Des centaines de personnes se sont rassemblées à New York pour exprimer leur solidarité avec Cuba et rejeter le blocus économique, intensifié suite aux décrets présidentiels du 29 janvier et du 1er mai 2026, comme l’a indiqué Ernesto Soberón, chef de la mission cubaine auprès de l’ONU, dans un message diffusé sur X.
Sous les slogans « Cuba sauve des vies » et « À bas le blocus ! », la manifestation était organisée par la coalition Cuba Sí de New York et du New Jersey, en collaboration avec des dizaines d’organisations solidaires.
Les participants ont dénoncé ces mesures, les jugeant comme aggravant inutilement les souffrances du peuple cubain, et ont réaffirmé le rejet, par une partie de l’opinion publique américaine, de cette agression contre l’île.
Les manifestants, représentant divers secteurs de la société américaine, ont fermement condamné les mesures prises les 29 janvier et 1er mai 2026, les qualifiant de simple punition collective ne faisant qu’accroître la souffrance des familles cubaines.
Ces mesures, qualifiées par les analystes de « blocus supplémentaire » en raison de leur ampleur sans précédent, ont été catégoriquement rejetées, réaffirmant le droit de l’île à vivre en paix et sans ingérence.

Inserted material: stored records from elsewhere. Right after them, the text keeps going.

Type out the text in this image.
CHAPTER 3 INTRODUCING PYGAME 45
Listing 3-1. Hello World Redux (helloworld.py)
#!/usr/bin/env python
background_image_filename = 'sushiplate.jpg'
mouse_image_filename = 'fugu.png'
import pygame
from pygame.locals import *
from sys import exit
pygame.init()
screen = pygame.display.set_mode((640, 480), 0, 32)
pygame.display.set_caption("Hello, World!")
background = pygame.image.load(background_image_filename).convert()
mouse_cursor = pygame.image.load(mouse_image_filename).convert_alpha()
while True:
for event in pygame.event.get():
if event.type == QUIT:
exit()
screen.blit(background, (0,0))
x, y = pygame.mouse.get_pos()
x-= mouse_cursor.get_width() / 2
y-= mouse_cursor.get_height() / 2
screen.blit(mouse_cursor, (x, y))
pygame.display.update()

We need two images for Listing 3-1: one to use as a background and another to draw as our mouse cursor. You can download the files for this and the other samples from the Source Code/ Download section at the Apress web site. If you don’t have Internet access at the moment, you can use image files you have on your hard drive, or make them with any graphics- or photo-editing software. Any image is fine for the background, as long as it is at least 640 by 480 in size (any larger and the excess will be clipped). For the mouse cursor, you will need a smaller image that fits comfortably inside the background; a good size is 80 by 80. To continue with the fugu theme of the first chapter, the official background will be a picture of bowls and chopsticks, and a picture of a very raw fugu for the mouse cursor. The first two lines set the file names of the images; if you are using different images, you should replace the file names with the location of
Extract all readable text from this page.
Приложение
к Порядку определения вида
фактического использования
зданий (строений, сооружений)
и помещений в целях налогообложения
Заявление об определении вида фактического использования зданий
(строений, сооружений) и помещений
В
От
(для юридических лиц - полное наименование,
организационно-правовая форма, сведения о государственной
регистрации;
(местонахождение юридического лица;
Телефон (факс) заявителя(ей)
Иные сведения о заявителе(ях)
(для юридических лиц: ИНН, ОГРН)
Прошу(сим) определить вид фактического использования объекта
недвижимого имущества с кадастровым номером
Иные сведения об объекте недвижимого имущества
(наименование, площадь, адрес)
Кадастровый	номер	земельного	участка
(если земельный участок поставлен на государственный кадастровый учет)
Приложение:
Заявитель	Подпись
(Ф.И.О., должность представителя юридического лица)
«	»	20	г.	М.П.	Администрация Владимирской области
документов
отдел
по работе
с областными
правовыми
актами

Le texte du nouveau décret présidentiel, signé le 1er mai, renforce l’argument de la « menace inhabituelle et extraordinaire », un prétexte fallacieux utilisé par Washington pour justifier l’extraterritorialité de ses sanctions, violant ainsi la souveraineté d’autres États et contrevenant au droit international. Cet encerclement s’inscrit dans une politique d’étranglement qui, comme l’a dénoncé le journal Granma, bafoue les principes d’égalité souveraine et de relations pacifiques entre les nations.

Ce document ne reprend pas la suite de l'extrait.